Prayers for Maddy. May God enfold her in his love
Well, while I have not met with her in person since she was ten or eleven, before that I could tell she was long a willing believer in Jesus Christ, so I like to think that He will. ^-^
Oddly enough, despite my sentiments above about the difficulties of high school,. it was actually my senior year that was the most bearable for me by far. And the least was the first year in 9th grade. So many troubling times I can remember during that first year alone at both school and around my neighborhood with the friends that I knew at the time, and I shudder to think sometimes, what might have become of me had I faltered in certain times of temptation to vengeance or peer pressure situation during the 9th and 10th grade, before finally coming to find the one most important thing I had been missing all this time in the 11th grade - Jesus Christ Himself. It was one thing to believe God existed, but what good can it do us ultimately if we still miss His Son?

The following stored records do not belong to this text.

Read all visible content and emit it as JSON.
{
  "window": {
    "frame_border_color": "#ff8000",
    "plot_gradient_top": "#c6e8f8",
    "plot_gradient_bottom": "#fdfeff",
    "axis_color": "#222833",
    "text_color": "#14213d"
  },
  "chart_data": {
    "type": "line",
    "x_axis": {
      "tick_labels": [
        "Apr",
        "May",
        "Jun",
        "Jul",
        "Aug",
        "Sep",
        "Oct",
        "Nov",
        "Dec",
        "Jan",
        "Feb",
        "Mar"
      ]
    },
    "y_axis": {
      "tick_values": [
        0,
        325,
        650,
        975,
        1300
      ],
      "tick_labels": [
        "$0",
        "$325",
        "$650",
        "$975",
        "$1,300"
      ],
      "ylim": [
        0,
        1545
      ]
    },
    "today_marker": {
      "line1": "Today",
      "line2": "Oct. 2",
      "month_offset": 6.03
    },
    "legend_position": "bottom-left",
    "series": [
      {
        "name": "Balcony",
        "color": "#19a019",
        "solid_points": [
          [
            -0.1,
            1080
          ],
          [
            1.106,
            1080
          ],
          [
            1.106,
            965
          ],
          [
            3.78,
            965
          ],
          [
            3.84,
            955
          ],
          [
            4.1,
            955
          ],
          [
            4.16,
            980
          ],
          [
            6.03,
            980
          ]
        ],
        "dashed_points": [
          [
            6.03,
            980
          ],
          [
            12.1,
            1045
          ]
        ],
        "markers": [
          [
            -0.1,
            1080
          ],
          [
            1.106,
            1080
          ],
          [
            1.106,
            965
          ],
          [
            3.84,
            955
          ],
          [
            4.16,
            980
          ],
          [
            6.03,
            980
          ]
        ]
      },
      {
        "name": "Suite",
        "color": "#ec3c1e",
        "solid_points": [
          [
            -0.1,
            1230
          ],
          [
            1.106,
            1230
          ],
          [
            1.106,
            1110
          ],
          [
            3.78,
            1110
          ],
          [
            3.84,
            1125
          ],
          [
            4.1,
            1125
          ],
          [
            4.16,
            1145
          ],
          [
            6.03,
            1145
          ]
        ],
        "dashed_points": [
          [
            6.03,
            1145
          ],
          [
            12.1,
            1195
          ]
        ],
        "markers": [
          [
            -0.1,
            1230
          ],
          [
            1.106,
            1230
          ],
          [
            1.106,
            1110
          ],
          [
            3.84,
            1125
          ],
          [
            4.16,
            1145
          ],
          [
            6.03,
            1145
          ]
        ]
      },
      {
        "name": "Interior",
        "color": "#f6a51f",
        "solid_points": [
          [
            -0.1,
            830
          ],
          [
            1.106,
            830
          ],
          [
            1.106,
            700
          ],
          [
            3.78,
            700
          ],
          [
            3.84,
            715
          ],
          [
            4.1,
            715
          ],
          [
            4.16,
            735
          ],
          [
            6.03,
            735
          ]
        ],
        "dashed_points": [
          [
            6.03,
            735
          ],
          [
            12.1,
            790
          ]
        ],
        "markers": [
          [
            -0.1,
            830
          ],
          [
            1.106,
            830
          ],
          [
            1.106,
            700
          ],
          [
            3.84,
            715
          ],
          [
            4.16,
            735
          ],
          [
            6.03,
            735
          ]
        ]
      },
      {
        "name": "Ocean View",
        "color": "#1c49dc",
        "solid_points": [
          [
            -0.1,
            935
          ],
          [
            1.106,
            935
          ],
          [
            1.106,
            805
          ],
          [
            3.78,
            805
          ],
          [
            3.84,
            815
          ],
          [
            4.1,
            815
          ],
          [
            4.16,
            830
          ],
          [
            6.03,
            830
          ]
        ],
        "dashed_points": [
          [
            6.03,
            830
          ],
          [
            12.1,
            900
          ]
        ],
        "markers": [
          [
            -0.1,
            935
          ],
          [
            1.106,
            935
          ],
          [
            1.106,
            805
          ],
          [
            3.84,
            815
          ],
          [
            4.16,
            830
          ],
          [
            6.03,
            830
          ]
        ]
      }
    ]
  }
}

That's why I can't look really look down on those who do not yet believe, and not only that but also seem to willingly live a hedonistic and selfish lifestyle. For I was once one of them. Basically, we all were one of them, once, and still struggle with tendencies towards that old, troubled life even now. Why should they be left in the dark ultimately while we were graciously saved? Perhaps even a seemingly perfectly well-raised lady like Maddy went through similar troubling phases of life that I and probably many others here did in our teen years. But in the end, God will save. Not just for eternity, but in many ways in the here and now. I even like to think that the theology of universal reconciliation - that in the end, if God's will is to save everyone, then come one way or another, whether in life or in death, He WILL do just that, and through everyone coming to kneel before Jesus Christ His Son - might be true. I certainly do not think this theology is in any way blasphemous or heretical. I simply do not believe it to be the truth as of the present on account of its seeming lack of Biblical evidence in comparison to conditional immortality (that only the saved will be immortal in the end, and that the unsaved must be literally destroyed in the lake of fire rather than live forever in some kind of physical and/or emotional torment, because the Bible gives almost zero indication that the human soul is inherently immortal, as opposed to being subject to death). But if universal reconciliation turns out to be the truth in the end, I would be grateful. I certainly do not loathe the thought of seeing everyone ultimately saved and redeemed, even if forcefully, through Christ. As I said before, the only difference in the end between we who believe and those who yet do not, is the realization of Jesus Christ. Who am I to personally condemn them yet believe myself suitable for eternal life?
Sorry, suddenly thinking of the possible struggles Maddy might have been facing in the last few years of high school - and what she may be up against this year as a senior - just led me into all of the above musings. That's kind of how I often get ever since healing from the disease of scrupulosity about ten years ago, thank the Lord for that.